For those following this blog closely, you know CDP is developing the concept of a datatrust. Slightly less obvious may be the fact that we’re actually planning on building a datatrust too. As such, we have been have been following interesting privacy ideas and technologies for a few years now, by attending conferences, reading papers and talking to interesting folks.
Privacy Challenges with Aggregates
One of the key realizations that lead to the creation of CDP was that the data that is valuable for analysis (generally aggregate statistical data) is not, in principle, the data that concerns privacy advocates (identifiable, personal information). While that is true in many cases, the details are a bit more complicated.
I often quote the following statistic from Latanya Sweeney’s famous 2000 paper:
87% of people in the US can be uniquely identified by a combination of their zip code, their gender and their date of birth.
(Since then there has been some debate around that fact – Philippe Golle at PARC said in 2006 its really 63%.) But the fact remains that often your seemingly innocuous demographic data can actually be as unique a fingerprint as your social security number. A ways back I wrote about how it is standard practice for pollsters to tie a set of “anonymous” survey responses to any number of public databases that also contain those demographic details and tie your name(s), address(es), income, title(s), car(s), to your “anonymous” survey results. (Anonymous is in quotes because it’s CDP humor – we believe the term is used incorrectly most of the time.) It’s like the Statistician’s Edition of Trivial Pursuit. In fact, zip code, gender and birth date are just an example – the more characteristics of any person (or place or object or anything really) you collect, the more likely it is that the set is unique. How unique is the set of purchases on your monthly credit card statement?
This reality poses a potentially showstopping problem for the datatrust: sure, aggregates are probably fine most of the time, but if we want to store and allow analysis of highly sensitive data, how can we be sure identities won’t be derived from even the aggregates?
PINQ: Privacy Integrated Queries
Enter PINQ, just made public by Frank McSherry at Microsoft Research under the standard MSR license. PINQ or Privacy Integrated Queries, is an implementation of a concept called Differential Privacy (Cynthia Dwork’s paper seems to be a good overview before diving into the math behind it, Frank’s paper speaks to the PINQ in particular. There’s also a tutorial for those who want to get their hands dirty.) PINQ provides a layer between the data analyst and the datastore that ensures no privacy disclosures.
Wait, one better: It guarantees no privacy disclosures. How could that be?
Here’s an example: Imagine you record the heights of each of the people in your subway car in the morning, and calculate the average height. Then imagine that you also recorded each person’s zip code, gender and birth date. According to Sweeney above, if you calculated the “average” height of each combination of zip code, gender and birth date, you would not only know the exact height of 87% of the people on the car, but, with the help of some other public databases, you’d also know who they were.

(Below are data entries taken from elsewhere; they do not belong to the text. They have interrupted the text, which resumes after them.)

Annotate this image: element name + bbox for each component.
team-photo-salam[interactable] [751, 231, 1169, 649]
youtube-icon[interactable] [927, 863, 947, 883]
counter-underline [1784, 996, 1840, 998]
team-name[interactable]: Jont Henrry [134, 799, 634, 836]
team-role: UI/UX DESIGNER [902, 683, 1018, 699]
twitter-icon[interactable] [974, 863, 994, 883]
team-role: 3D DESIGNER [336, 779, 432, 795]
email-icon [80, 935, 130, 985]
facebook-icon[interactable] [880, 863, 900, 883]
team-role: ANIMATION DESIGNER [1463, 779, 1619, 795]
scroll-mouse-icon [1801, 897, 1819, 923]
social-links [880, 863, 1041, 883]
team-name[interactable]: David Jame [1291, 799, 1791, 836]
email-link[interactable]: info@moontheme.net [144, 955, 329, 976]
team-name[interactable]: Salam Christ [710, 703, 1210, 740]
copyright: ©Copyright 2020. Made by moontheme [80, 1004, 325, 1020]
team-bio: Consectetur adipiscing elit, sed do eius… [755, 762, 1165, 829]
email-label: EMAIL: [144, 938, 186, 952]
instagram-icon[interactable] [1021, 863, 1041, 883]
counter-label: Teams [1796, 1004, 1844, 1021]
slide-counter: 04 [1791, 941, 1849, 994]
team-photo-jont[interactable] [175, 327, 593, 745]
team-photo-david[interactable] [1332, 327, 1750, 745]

Here’s where differential privacy helps. Take the height data you recorded (zip codes and all) and put it behind a differential privacy software wall. By adding just the right amount of noise to the results, you the analyst can query for statistical representations of all different combinations of the characteristics, and you’ll get an answer and a measure of the accuracy of the response. Instead of finding out that the average height was 5′ 5.23″, you might find out that the average height was 5′ 4″ +/- 0.75″. (I’m making these numbers up and over-simplifying.)
A Programmatic Privacy Guarantee
The guarantee of differential privacy in the above example is that if you remove any one person from the subway car dataset, and asked PINQ again for the average height, the answer would be the same (same level of accuracy) as the answer when they were included in the set.
For the analyst trying to understand the big picture, PINQ offers accurate answers and privacy. For the attacker (to use the security-lingo) seeking an individual’s data, PINQ offers answers so inaccurate they are useless.
What every prototype needs: Road Miles
Does it work? I’ve chatted with Frank a lot, and there seems to be a growing consensus in the research communities that it does; based on what I have seen I am very optimistic. However, at least right now, the guarantee is less of a concern than usability: How hard is it to understand a dataset when all you can extract from it are noisy aggregates? We’re hoping that it is more useful than not having any access to certain sensitive datasets, but we don’t know yet.
So what will we be doing for the next few months? Taking PINQ out on the highway. And trying to figure out what role it can play in the datatrust. We’ll keep you posted!